2. It is accepted that the use of excessive or disproportionate force resulting in death constitutes a violation of Article 2 of the Convention and the Government undertake to issue appropriate instructions and adopt all necessary measures to ensure that the right to life – including the obligation to carry out effective investigations – is respected in the future. It is noted in this connection that new legal and administrative measures have been adopted which have resulted in a reduction in the occurrence of deaths in circumstances similar to those of the instant application as well as more effective investigations.
3. I declare that the Government of the Republic of Turkey offer to pay ex gratia to the applicants the amount of 500,000 French francs[1]. This sum, which also covers legal expenses connected with the case, shall be converted into Turkish Liras on the date of payment and paid to a bank account named by the applicants. The sum shall be payable, free of any taxes that may be applicable, within three months from the date of striking out decision of the Court pursuant to Article 37 of the European Convention on Human Rights. This payment will constitute the final settlement of the case.
4. The Government consider that the supervision by the Committee of Ministers of the execution of Court judgments concerning Turkey in this and similar cases is an appropriate mechanism for ensuring that improvements will continue to be made in this context. To this end, necessary co-operation in this process will continue to take place.

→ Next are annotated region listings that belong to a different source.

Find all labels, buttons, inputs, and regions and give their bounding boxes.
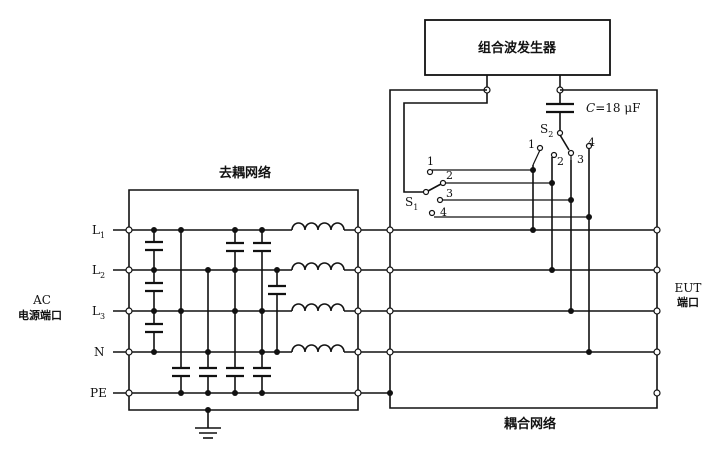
generator-label: 组合波发生器 bbox=[478, 40, 557, 56]
line-label-l3: L3 bbox=[92, 304, 105, 321]
coupling-network-label: 耦合网络 bbox=[504, 416, 556, 432]
s2-position-4: 4 bbox=[588, 136, 595, 149]
eut-port-label-line2: 端口 bbox=[677, 295, 699, 309]
decoupling-junctions bbox=[151, 227, 280, 413]
switch-s2-blade bbox=[559, 134, 570, 151]
ground-symbol bbox=[195, 410, 221, 439]
switch-s1-label: S1 bbox=[405, 195, 418, 212]
s1-position-3: 3 bbox=[446, 187, 453, 200]
switch-s1-pivot bbox=[422, 188, 430, 196]
line-label-n: N bbox=[94, 345, 105, 359]
decoupling-inductors bbox=[291, 222, 345, 354]
decoupling-capacitors bbox=[145, 240, 286, 378]
s1-position-1: 1 bbox=[427, 155, 434, 168]
ac-port-label-line1: AC bbox=[32, 293, 51, 307]
s1-position-4: 4 bbox=[440, 206, 447, 219]
s2-position-2: 2 bbox=[557, 155, 564, 168]
combination-wave-generator-box bbox=[424, 19, 611, 76]
s1-position-2: 2 bbox=[446, 169, 453, 182]
decoupling-network-label: 去耦网络 bbox=[219, 165, 271, 181]
capacitor-value-label: C=18 μF bbox=[586, 101, 640, 115]
coupling-network-box bbox=[389, 89, 658, 409]
s2-position-3: 3 bbox=[577, 153, 584, 166]
line-label-l1: L1 bbox=[92, 223, 105, 240]
decoupling-network-box bbox=[128, 189, 359, 230]
line-label-pe: PE bbox=[90, 386, 107, 400]
eut-port-label-line1: EUT bbox=[675, 281, 702, 295]
switch-s1-blade bbox=[427, 183, 442, 192]
ac-port-label-line2: 电源端口 bbox=[18, 308, 62, 322]
line-label-l2: L2 bbox=[92, 263, 105, 280]
switch-s2-label: S2 bbox=[540, 122, 553, 139]
s2-position-1: 1 bbox=[528, 138, 535, 151]
switch-s2-pivot bbox=[556, 129, 564, 137]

5. Finally, the Government undertake not to request the referral of the case to the Grand Chamber under Article 41 § 1 of the Convention after the delivery of the Court’s judgment.”
17. On 16 October 2001 the Court received from the applicants’ representative the following declaration signed by the applicants:
“1. The applicants have taken note of the declaration made by the Government of Turkey and accept the payment by the Government, within three months from the date of the judgment delivered by the Court pursuant to Article 39 of the European Convention of Human Rights, of an amount of 500,000 French francs, with a view to securing a friendly settlement of their applications to the European Court of Human Rights, registered under nos. 27735/95. The applicants declare that this constitutes a full and final settlement of their claims.
2. The applicants further undertake not to request the referral of the cases to the Grand Chamber under Article 43 § 1 of the Convention after the delivery of the Court’s judgment.”
18. The Court takes note of the agreement reached between the parties (Article 39 of the Convention). It is satisfied that the settlement is based on respect for human rights as defined in the Convention or its Protocols (Article 37 § 1 in fine of the Convention and Rule 62 § 3 of the Rules of Court).
19. Accordingly, the case should be struck out of the list.
FOR THESE REASONS, THE COURT UNANIMOUSLY
1. Decides to strike the case out of the list;
2. Takes note of the parties’ undertaking not to request a rehearing of the case before the Grand Chamber.
Done in English, and notified in writing on 28 March 2002, pursuant to Rule 77 §§ 2 and 3 of the Rules of Court.